老後のお金や生活費が足りるのか不安ですよね。老後生活の収入の柱になるのが「老齢年金」ですが、年金制度にまつわることは難しい用語が多くて、ますます不安になってしまう人もいるのではないでしょうか。そんな年金初心者の方の疑問に専門家が回答します。今回は、65歳以上の住民税非課税ラインと地域による違いについて解説します。専門家に質問がある人はコメント欄に書き込みをお願いします。

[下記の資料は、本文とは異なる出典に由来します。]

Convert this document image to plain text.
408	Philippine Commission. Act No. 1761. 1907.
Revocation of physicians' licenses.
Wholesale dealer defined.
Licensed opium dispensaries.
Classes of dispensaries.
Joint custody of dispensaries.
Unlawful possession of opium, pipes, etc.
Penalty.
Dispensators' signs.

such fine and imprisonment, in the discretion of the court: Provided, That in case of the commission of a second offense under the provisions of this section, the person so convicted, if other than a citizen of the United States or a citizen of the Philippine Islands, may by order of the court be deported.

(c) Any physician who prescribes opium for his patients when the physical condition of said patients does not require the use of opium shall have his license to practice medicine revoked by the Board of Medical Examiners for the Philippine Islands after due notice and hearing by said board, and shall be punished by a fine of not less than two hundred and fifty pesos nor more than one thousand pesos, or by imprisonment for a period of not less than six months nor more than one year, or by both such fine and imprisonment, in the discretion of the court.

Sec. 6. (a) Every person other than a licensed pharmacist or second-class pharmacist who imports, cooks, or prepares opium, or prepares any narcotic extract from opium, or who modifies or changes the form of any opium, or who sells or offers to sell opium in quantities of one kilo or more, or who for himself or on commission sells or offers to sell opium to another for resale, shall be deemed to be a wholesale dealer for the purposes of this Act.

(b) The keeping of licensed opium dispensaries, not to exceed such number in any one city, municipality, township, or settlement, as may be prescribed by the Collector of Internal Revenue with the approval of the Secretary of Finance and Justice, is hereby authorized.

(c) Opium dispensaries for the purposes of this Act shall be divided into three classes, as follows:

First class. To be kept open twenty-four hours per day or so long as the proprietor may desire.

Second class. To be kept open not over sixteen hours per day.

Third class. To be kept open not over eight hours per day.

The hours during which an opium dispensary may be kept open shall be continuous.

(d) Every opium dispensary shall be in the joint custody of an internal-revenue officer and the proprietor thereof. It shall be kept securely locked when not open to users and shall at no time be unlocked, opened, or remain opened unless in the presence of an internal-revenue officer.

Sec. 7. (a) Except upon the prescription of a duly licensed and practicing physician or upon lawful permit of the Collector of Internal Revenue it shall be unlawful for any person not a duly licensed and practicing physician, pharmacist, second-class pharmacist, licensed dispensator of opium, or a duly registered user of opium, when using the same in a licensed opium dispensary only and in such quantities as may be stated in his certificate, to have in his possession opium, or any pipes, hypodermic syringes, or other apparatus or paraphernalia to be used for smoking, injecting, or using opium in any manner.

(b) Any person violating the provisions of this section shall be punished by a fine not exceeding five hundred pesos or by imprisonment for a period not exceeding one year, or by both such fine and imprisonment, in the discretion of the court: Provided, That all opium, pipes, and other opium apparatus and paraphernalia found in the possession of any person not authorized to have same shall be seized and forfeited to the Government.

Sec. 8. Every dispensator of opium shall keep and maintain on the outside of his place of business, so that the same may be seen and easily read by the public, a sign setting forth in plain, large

Q:65歳以上の住民税非課税ライン「155万円」は全国共通ではないのですか?
「65歳以上の住民税非課税限度額として『年金収入155万円以下』がよく紹介されていますが、これは一級地の基準で、地域によって違うと聞きました。自治体独自の基準もあるのでしょうか? また、今後の税制改正によって非課税ラインが変わる可能性はありますか?」(ひかぜえさん)

A:「155万円の壁」は全国共通ではなく、地域によって異なります
おっしゃるとおり、年金収入によっては、住民税が非課税となり、税金や社会保険料の負担が軽くなる場合があります。一般に、単身者の「155万円の壁」、夫婦世帯の「211万円の壁」と呼ばれることがありますが、これは年金収入のみで生活している世帯が住民税非課税世帯に該当するかどうかの目安となる金額です。
ただし、この基準は全国共通ではありません。
東京23区や横浜市、大阪市などの大都市が該当する1級地では、単身者で年金収入155万円以下、夫婦世帯では211万円以下(世帯主)が1つの目安となります。
一方、前橋市や静岡市などが該当する2級地では、単身151万5000円以下、夫婦201万9000円以下、その他の3級地では単身148万円以下、夫婦192万8000円以下が目安とされています。
そのため、ご自身がお住まいの地域がどの区分に該当するのか確認することが大切です。
また、住民税には「所得割」と「均等割」があります。自治体によっては均等割について独自の取り扱いをしている場合もあるため、所得割が非課税でも均等割が課税されるケースがあります。
なお、令和8年度税制改正では給与所得控除の見直しが行われており、給与収入がある人については翌年度以降の住民税に影響する可能性があります。一方、年金収入のみの人については、現時点では大きな見直しは予定されていません。
住民税の非課税基準や課税方法は自治体によって異なる場合がありますので、詳しくはお住まいの自治体の税務担当窓口に確認すると安心です。